02-14-2019 11:05 AM
@mcduff wrote:
If you go down the route of going to a more specific class, then your "For loop" in one of the VIs that you uploaded would need a case structure in the loop in order to pick the correct class.
Someone wise on these forums says, "do more with less code." I suggest you follow that advice.
mcduff
Are you referring to my code or the OP's code? If you're referring to my code, there is a case structure there, it's just looking at an error flag. You could use multiple parallel ones of those or a nested stack of them.
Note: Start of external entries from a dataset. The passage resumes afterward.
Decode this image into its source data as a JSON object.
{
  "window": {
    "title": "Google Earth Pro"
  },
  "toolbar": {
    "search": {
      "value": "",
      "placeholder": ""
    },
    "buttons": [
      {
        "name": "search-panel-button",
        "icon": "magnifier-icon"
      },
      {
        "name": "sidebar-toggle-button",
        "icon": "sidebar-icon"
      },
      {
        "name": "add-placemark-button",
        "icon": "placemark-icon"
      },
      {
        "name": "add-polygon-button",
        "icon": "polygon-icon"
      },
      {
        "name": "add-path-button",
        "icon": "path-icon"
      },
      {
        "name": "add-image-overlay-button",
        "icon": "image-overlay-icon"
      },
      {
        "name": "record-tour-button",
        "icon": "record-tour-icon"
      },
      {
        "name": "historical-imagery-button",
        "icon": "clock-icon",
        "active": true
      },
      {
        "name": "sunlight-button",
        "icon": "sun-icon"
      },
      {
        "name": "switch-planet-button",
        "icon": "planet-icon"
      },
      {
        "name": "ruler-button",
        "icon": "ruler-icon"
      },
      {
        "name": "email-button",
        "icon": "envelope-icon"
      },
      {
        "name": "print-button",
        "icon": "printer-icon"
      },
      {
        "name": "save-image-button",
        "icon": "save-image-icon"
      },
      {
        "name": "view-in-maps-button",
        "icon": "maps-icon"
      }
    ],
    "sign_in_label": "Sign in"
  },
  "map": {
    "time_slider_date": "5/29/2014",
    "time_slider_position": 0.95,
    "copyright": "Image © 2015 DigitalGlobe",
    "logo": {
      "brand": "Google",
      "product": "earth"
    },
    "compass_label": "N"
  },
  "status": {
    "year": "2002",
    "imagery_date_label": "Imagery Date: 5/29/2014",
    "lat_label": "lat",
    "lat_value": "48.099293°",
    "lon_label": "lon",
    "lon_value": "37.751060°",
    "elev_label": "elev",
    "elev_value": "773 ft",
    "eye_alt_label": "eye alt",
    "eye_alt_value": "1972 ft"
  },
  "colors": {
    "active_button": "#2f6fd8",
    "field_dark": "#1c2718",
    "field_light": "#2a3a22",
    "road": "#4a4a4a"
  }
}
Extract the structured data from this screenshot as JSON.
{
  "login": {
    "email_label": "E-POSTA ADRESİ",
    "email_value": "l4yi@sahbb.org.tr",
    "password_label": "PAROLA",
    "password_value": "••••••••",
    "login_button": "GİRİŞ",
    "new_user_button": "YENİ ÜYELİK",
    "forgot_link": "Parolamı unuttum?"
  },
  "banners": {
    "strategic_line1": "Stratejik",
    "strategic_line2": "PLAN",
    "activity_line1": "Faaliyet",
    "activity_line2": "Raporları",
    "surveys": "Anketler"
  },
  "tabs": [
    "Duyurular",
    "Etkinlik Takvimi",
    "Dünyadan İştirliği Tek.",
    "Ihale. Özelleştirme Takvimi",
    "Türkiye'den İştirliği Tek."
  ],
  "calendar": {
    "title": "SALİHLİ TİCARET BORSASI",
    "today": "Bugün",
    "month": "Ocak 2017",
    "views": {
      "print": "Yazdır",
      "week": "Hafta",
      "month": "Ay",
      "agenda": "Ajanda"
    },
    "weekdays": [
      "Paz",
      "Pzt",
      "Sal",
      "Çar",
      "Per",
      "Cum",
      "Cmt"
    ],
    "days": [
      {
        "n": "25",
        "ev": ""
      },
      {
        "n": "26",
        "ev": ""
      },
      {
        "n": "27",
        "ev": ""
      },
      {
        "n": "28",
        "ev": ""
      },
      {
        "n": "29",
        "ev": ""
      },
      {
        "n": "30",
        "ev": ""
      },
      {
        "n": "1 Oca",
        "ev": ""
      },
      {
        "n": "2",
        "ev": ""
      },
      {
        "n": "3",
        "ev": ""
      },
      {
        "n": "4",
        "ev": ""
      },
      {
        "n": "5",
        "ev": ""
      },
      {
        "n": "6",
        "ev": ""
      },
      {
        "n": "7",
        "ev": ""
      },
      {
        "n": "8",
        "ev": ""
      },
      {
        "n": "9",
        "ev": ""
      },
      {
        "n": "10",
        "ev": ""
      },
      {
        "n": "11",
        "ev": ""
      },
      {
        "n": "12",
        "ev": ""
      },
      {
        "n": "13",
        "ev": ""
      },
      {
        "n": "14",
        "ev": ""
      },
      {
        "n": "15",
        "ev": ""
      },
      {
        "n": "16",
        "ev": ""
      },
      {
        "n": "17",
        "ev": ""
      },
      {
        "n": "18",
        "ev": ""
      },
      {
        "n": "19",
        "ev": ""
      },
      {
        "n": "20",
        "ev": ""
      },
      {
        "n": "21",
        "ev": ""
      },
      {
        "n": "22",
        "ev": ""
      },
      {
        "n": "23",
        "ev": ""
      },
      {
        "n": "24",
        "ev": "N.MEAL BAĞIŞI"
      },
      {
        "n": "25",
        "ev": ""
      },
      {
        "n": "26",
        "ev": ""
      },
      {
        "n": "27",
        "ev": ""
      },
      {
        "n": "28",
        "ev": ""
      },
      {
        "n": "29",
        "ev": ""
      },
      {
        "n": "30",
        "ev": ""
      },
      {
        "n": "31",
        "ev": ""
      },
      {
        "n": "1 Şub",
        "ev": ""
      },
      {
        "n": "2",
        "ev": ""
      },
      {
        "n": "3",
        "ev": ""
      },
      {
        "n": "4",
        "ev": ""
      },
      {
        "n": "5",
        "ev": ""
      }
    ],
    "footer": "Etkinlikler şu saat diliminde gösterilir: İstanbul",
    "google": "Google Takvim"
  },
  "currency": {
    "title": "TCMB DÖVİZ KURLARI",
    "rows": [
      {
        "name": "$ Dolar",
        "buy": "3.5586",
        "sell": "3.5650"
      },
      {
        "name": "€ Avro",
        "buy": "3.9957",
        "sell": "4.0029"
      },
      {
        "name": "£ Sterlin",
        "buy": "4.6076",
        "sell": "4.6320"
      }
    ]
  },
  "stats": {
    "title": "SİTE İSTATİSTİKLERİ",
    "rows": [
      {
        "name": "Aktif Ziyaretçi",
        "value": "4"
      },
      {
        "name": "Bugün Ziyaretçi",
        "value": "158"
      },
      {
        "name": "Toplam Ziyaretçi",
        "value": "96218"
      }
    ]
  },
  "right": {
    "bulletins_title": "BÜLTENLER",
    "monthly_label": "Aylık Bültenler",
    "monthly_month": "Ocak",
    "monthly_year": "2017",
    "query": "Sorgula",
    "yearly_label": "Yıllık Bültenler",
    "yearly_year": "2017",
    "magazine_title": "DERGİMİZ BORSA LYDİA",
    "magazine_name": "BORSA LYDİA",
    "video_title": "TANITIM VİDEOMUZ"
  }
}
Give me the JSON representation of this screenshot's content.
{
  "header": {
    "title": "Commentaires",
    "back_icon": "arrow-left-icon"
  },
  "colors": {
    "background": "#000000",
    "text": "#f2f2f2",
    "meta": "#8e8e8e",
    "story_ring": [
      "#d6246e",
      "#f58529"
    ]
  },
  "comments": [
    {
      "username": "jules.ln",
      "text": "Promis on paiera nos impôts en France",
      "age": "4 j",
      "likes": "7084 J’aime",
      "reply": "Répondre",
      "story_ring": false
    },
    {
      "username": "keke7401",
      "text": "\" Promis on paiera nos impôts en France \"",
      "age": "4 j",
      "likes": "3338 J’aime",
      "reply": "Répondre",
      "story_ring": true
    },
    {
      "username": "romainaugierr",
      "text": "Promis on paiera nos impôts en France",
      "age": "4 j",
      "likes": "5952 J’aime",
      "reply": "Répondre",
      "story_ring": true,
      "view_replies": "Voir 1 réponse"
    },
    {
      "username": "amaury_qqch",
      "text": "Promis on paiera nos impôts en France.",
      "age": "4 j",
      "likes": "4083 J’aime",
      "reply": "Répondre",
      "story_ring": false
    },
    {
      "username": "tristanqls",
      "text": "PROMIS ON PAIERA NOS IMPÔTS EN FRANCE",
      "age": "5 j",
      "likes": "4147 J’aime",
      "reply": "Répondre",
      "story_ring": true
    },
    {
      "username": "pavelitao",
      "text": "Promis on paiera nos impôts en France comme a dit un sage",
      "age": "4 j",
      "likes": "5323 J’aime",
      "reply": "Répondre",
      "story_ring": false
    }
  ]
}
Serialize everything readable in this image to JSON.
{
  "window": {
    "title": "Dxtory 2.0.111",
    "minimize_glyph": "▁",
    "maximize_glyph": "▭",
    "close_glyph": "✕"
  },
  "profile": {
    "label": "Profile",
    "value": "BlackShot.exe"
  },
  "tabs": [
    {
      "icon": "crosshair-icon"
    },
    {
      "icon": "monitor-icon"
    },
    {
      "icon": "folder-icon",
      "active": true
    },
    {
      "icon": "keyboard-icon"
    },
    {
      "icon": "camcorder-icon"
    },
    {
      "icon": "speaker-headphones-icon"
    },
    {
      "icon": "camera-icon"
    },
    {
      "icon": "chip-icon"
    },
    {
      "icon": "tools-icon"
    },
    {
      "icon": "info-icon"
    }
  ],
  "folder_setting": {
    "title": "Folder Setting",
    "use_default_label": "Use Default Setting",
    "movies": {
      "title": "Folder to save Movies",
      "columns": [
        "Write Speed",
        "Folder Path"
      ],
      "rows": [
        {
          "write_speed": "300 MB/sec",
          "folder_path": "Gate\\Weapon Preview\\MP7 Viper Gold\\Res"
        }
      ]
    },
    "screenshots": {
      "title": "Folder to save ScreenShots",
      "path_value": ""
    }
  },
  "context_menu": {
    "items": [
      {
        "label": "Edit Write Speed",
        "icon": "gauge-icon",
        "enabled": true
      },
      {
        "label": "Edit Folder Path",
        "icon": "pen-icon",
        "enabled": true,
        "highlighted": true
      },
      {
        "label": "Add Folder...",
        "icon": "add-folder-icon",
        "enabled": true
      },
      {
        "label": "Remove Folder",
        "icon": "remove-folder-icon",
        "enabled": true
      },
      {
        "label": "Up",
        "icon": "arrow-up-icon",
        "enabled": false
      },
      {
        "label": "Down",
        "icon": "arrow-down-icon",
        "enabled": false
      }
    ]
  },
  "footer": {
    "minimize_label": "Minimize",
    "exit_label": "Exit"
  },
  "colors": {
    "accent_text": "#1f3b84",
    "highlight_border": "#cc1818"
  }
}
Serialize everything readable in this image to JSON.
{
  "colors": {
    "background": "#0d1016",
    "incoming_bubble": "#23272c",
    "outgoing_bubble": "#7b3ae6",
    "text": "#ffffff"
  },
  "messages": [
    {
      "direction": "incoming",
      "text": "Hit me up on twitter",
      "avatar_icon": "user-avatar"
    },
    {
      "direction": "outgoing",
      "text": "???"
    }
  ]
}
Also, I did just try the format string of %.0f and it doesn't show decimal points in the Double case, it throws them away- you need a 2 in there if you want two decimal points to show up.
02-14-2019 11:14 AM
@BertMcMahan wrote:
The OP's code. He/she also setting a default value in his code, in addition to limits. Using a generic reference will use a variant input for value able to accept anything. If his/hers default value is floating that he/she needs to make sure they are using the correct class so it does not get coerced incorrectly for the double reference. I believe the OP wants the tip strip not to have decimal points for all cases.
mcduff
PS I just looked at your code and it would also work for the OP. I would get rid of the conversion to strict and replace the format specifier to only have %.0f for any case.
02-14-2019 11:20 AM
@mcduff wrote:
PS I just looked at your code and it would also work for the OP. I would get rid of the conversion to strict and replace the format specifier to only have %.0f for any case.
I tried that and it doesn't work. A format specifier of %.0f will remove the decimal places. OP wants the tip strip for Floats to have 2 decimal places. In other words, "Valid values are 0.00 to 9.00" for floating point controls, and "Valid values are 0 to 9" for decimal controls. To get 2 decimal places, you must use a different format string of %.2f. There is no way for Format into String to know anything about the incoming format, so you MUST have some mechanism to change code based on the input's type. You therefore need either a case structure or a Type Specialization structure to have different code for different datatypes.
02-14-2019 11:25 AM
Okay.
I thought the OP did not want decimal place for any tip strips. My bad.
mcduff
02-14-2019 11:29 AM
@mcduff: Bert is correct saying that I want to have decimal place for floating point.
Originally, I love to have the polymorphic vi works by itself. In this case, I think using one subvi with case structure is the only option.